Un titolo creato nel 2016 dalla Fondazione Cologni in collaborazione con Alma, la Scuola internazionale di cucina italiana e che nella tarda mattinata di martedì 4 ottobre è stato assegnato ai 57 artigiani che più si sono distinti nelle 36 categorie (13 dedicate esclusivamente all’enogastronomia) prese in esame da una nutrita giuria di giornalisti di settore, maestri d’arte ed esperti coinvolti. Davide Furno è certamente l’emblema delle figure che questo importante riconoscimento prende in esame: si tratta di un maestro ceroplasta biellese, un artista che lavora con resine, cere e colori per creare finti frutti quasi del tutto indistinguibili dal reale. Un lavoro minuzioso e sconosciuto, figlio di una straordinaria manualità e di un amore sfrenato per i dettagli e per la bellezza. Caratteristiche che mi pare che Furno condivida con sarte, liutai, ricamatrici, ceramiste, vetrai… (solo per citare alcune categorie artigiane) che hanno ritirato la medaglia celebrativa creata per l’occasione dall’Istituto poligrafico e zecca della Stato.
Caratteristiche che sono però anche proprie anche dei tredici artigiani del mondo dell’enogastronomia coinvolti in questa premiazione che, tra gli altri pregi, aveva anche quello di risolvere una volta per tutte il dilemma sul fatto che il cuoco e, più in generale, il produttore di ospitalità e cose buone sia artista o artigiano, propendendo (a mio parere) giustamente, per la seconda ipotesi.
Ecco ma chi è stato premiato? Partiamo dalle categorie. Alma ha selezionato 13 categorie: Arte bianca, Bar e miscelazione, Cioccolateria e confetteria, Cucina, Formaggi, Gelateria, Macelleria, Norcineria, Ospitalità, Pasticceria, Pizzeria, Sala e Sommellerie e per ognuna ha individuato un Maestro. Per l’Arte bianca è stato premiato Piergiorgio Giorilli, uno dei grandi padri della panificazione italiana contemporanea; Agostino Perrone, barman del The Connaught Bar di Londra, ma originario di Maslianico (Co) ha invece ricevuto l’onorificenza nella categoria Bar e miscelazione. Per Cioccolateria e confetteria e per la Cucina il riconoscimento è andato a figure che non è eccessivo definire un’istituzione: Guido Gobino e Aimo e Nadia Moroni. Maestro nella categoria Formaggi è il piemontese Giovanni Guffanti Fiori mentre per la Gelateria il premio è andato al veneto Andrea Soban.

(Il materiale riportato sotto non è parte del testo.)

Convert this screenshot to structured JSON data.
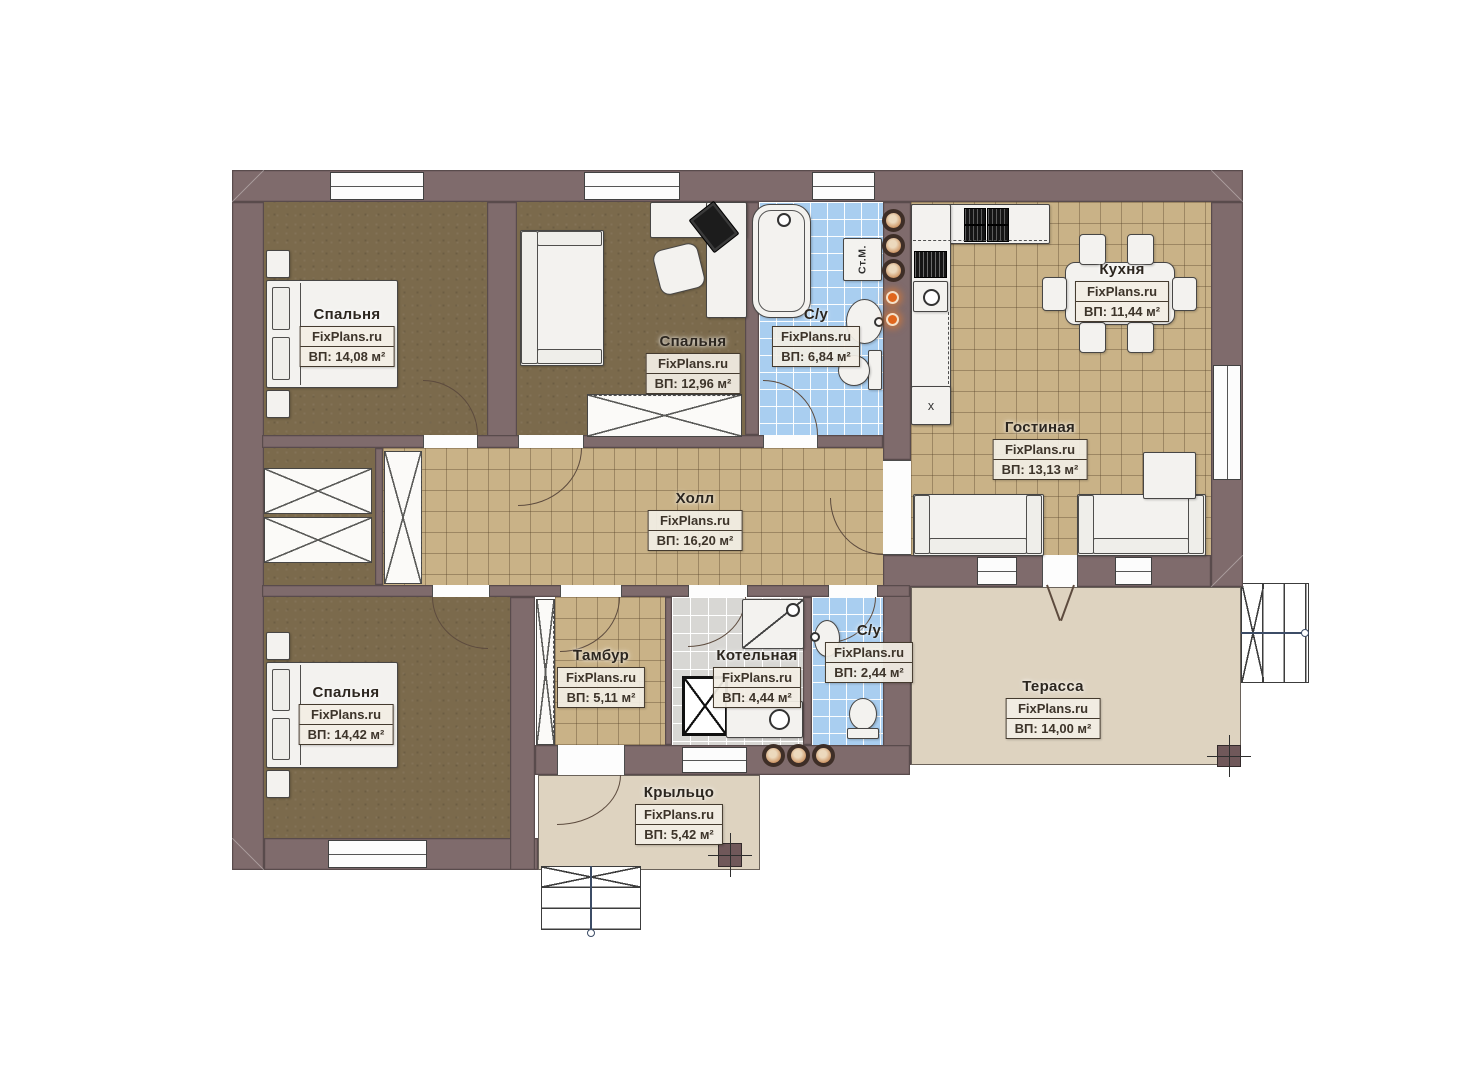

Si scende al sud, in Puglia, con la Macelleria che va a un giovane artigiano che, però, negli ultimi anni ha fatto molto parlare di sé: Michele Varvara. Per la Norcineria, invece, ci si spinge fino in Alto Adige con Arthur Mair. Il riconoscimento per l’Ospitalità va a un’intera famiglia, i Cerea, che da oltre cinquant’anni nel loro ristorante di Bergamo prima e di Brusaporto ora fanno sentire chiunque come a casa. Per la Pasticceria è stato premiato Alessandro Dalmasso, di Avigliana (TO) e il premio per quel che riguarda il mondo della Pizzeria è andato a Simone Padoan, uno dei personaggi più influenti per la storia di questo strepitoso alimento italiano. Maestra della Sala è Mariella Organi responsabile della Madonnina del Pescatore di Senigallia (An), mentre per la Sommellerie il premio è andato a Marco Reitano del ristorante La Pergola dell’Hilton di Roma.
Questo per quel che riguarda il nostro mondo. Ma se siete curiosi di scoprire gli altri 44 Maestri – e il mio suggerimento è davvero di farlo – andate su www.maestrodartemestiere.it, sono certo che anche voi direte “ma bellissimo! io che ci fosse qualcuno che fa questo lavoro davvero non lo avrei mai immaginato…”.